How blessed the church in Casa Joven has become, and how their vision and mission for their city has been recalibrated through their interaction with these beautiful young women! Casa Joven is living out the missional implications of a sermon preached by Tim Keller on Luke 23. 

Keller takes special note of the “outsiders” gathered around the cross. There is Simon of Cyrene—an ethnic, cultural outsider. Simon, an African, carries the cross of Jesus. A convicted criminal—a moral outsider—seeks a place in God’s kingdom as he hangs by Jesus’ side. The Roman centurion, a racial outsider and part of the hated Roman guard, comes to an authentic understanding of what is really happening on the cross.

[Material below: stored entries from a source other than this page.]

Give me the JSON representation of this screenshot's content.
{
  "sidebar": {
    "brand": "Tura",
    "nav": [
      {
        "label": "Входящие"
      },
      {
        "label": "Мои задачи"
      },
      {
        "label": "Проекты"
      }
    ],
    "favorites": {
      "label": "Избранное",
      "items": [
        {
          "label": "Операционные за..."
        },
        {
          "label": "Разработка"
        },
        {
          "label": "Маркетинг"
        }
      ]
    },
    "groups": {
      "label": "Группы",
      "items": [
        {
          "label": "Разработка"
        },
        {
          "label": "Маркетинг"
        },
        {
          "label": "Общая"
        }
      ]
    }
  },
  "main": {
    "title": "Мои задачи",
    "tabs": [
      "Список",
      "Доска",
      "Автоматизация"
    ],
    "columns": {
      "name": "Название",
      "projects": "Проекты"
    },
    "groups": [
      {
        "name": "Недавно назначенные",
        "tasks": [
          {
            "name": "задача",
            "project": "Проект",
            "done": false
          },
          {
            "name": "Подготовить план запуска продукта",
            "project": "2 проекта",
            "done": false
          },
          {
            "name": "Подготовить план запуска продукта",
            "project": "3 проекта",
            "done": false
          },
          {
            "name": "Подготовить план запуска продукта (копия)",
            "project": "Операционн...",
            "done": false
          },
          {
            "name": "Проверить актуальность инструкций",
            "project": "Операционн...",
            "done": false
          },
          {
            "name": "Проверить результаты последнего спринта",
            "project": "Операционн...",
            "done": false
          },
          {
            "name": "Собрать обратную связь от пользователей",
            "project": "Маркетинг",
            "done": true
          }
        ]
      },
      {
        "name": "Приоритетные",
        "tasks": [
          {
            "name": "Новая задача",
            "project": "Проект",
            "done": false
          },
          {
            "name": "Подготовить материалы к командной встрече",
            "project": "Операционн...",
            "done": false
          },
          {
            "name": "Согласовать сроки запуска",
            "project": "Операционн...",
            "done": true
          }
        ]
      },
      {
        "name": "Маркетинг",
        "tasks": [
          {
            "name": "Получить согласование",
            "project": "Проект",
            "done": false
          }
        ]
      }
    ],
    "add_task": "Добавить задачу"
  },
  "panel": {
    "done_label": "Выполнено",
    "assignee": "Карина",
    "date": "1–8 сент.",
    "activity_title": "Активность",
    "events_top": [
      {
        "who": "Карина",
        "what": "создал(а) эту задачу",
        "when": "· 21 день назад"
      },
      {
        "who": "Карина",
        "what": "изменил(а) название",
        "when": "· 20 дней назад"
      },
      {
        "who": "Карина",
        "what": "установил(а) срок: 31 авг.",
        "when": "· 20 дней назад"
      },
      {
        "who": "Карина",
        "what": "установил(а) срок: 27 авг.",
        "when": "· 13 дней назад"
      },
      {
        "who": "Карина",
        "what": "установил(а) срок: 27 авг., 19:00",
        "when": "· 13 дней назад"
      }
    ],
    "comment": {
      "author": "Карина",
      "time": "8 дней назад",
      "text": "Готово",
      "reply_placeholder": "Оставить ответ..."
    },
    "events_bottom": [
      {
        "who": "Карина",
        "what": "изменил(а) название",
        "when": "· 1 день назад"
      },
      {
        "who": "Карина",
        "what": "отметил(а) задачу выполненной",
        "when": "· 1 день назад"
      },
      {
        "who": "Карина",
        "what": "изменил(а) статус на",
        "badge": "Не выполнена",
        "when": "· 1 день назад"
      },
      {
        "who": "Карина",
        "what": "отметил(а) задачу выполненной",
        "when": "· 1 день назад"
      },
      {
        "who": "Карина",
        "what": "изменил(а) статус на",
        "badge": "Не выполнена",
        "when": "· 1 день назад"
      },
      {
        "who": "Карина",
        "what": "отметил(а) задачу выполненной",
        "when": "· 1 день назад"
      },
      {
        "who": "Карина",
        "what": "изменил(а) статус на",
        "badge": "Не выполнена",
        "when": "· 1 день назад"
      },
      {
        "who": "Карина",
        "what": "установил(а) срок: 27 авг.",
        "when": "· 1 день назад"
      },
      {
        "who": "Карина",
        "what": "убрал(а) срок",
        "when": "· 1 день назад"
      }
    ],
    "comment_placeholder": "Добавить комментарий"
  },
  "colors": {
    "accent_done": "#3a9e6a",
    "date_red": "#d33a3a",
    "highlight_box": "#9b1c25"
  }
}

Finally, there are the women, social outsiders, lingering when other followers have fled. Luke locates only one “religious insider” at the cross, Joseph of Arimathea, who seems to recognize the significance of Jesus’ death. Joseph asks for the opportunity to bury Jesus. Luke is trying to teach us something about the inverted roles of outsiders in the Gospel through the choice of characters he locates around the cross.

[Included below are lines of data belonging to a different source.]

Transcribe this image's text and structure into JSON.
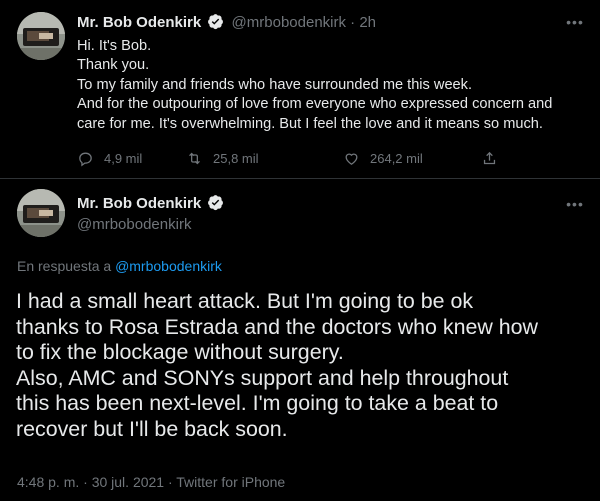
{
  "tweet1": {
    "author_name": "Mr. Bob Odenkirk",
    "handle": "@mrbobodenkirk",
    "separator": " · ",
    "time": "2h",
    "lines": [
      "Hi.  It's Bob.",
      "Thank you.",
      "To my family and friends who have surrounded me this week.",
      "And for the outpouring of love from everyone who expressed concern and",
      "care for me.  It's overwhelming.   But I feel the love and it means so much."
    ],
    "replies": "4,9 mil",
    "retweets": "25,8 mil",
    "likes": "264,2 mil"
  },
  "tweet2": {
    "author_name": "Mr. Bob Odenkirk",
    "handle": "@mrbobodenkirk",
    "reply_prefix": "En respuesta a ",
    "reply_handle": "@mrbobodenkirk",
    "lines": [
      "I had a small heart attack.   But I'm going to be ok",
      "thanks to Rosa Estrada and the doctors who knew how",
      "to fix the blockage without surgery.",
      "Also, AMC and SONYs support and help throughout",
      "this has been next-level.  I'm going to take a beat to",
      "recover but I'll be back soon."
    ],
    "timestamp": "4:48 p. m. · 30 jul. 2021 · ",
    "source": "Twitter for iPhone"
  },
  "icons": {
    "more": "more-dots-icon",
    "reply": "reply-icon",
    "retweet": "retweet-icon",
    "like": "heart-icon",
    "share": "share-icon",
    "verified": "verified-badge-icon"
  },
  "colors": {
    "background": "#000000",
    "text": "#e7e9ea",
    "secondary": "#71767b",
    "accent": "#1d9bf0",
    "divider": "#2f3336"
  }
}
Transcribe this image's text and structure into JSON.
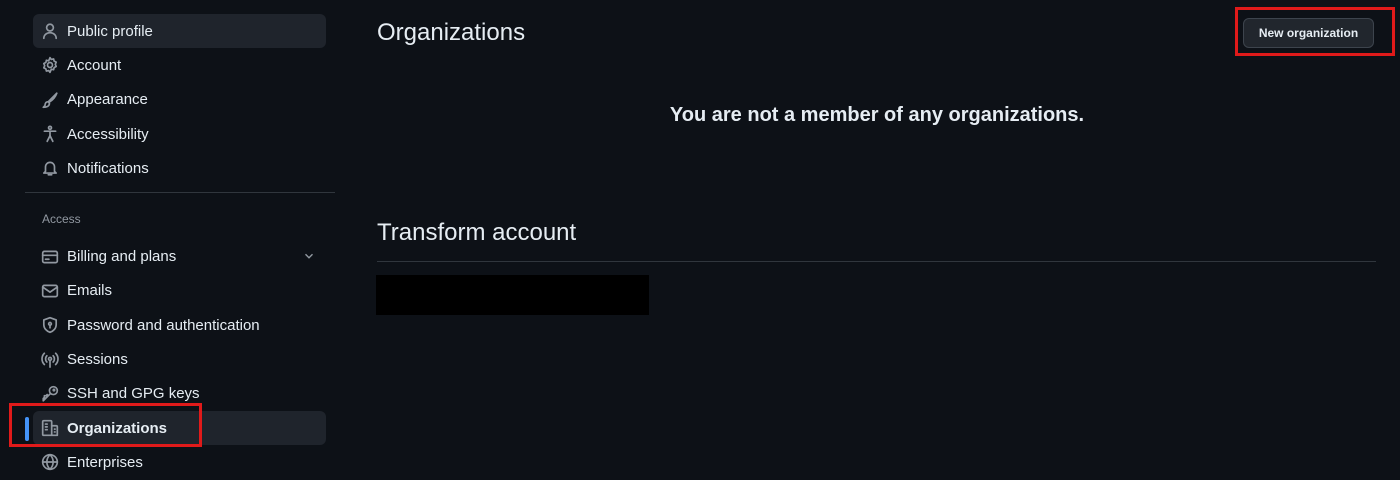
{
  "sidebar": {
    "items": [
      {
        "label": "Public profile",
        "icon": "person-icon"
      },
      {
        "label": "Account",
        "icon": "gear-icon"
      },
      {
        "label": "Appearance",
        "icon": "paintbrush-icon"
      },
      {
        "label": "Accessibility",
        "icon": "accessibility-icon"
      },
      {
        "label": "Notifications",
        "icon": "bell-icon"
      }
    ],
    "access_heading": "Access",
    "access_items": [
      {
        "label": "Billing and plans",
        "icon": "credit-card-icon",
        "expandable": true
      },
      {
        "label": "Emails",
        "icon": "mail-icon"
      },
      {
        "label": "Password and authentication",
        "icon": "shield-lock-icon"
      },
      {
        "label": "Sessions",
        "icon": "broadcast-icon"
      },
      {
        "label": "SSH and GPG keys",
        "icon": "key-icon"
      },
      {
        "label": "Organizations",
        "icon": "organization-icon",
        "active": true
      },
      {
        "label": "Enterprises",
        "icon": "globe-icon"
      }
    ]
  },
  "main": {
    "title": "Organizations",
    "new_org_button": "New organization",
    "empty_message": "You are not a member of any organizations.",
    "transform_title": "Transform account"
  },
  "colors": {
    "background": "#0d1117",
    "active_indicator": "#4493f8",
    "highlight": "#e01a1a"
  }
}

In reflecting on this inversion of roles, Keller notes that because of the way salvation is accomplished, those on the outside tend to understand and embrace the cross before those on the inside.

In other words, because of the unsavory way salvation is accomplished, outsiders tend to “get it” before insiders. Women tend to get it before men. Children tend to get it before adults. The poor tend to get it before the rich. It is all in the way salvation was accomplished. Outsiders are familiar with the rejection, shame, and scandal at the core of the gospel story. Not only do they tend to connect more quickly, they have the stomach for it. 

The congregation of Casa Joven in Santo Domingo had an encounter with beautiful outsiders that re-calibrated their mission and allowed them to become front row witnesses to the scandalous nature of God’s amazing grace. Through leaning into their experience and sharing it with others, they have been able to encourage other “insiders” throughout Central America and the Caribbean to exchange hugs with those far too often rejected “outsiders” of their respective cities and neighborhoods. In so doing, they are learning to sing God’s song in the once “strange lands” of their own city with a growing number of voices adding to the harmony of grace.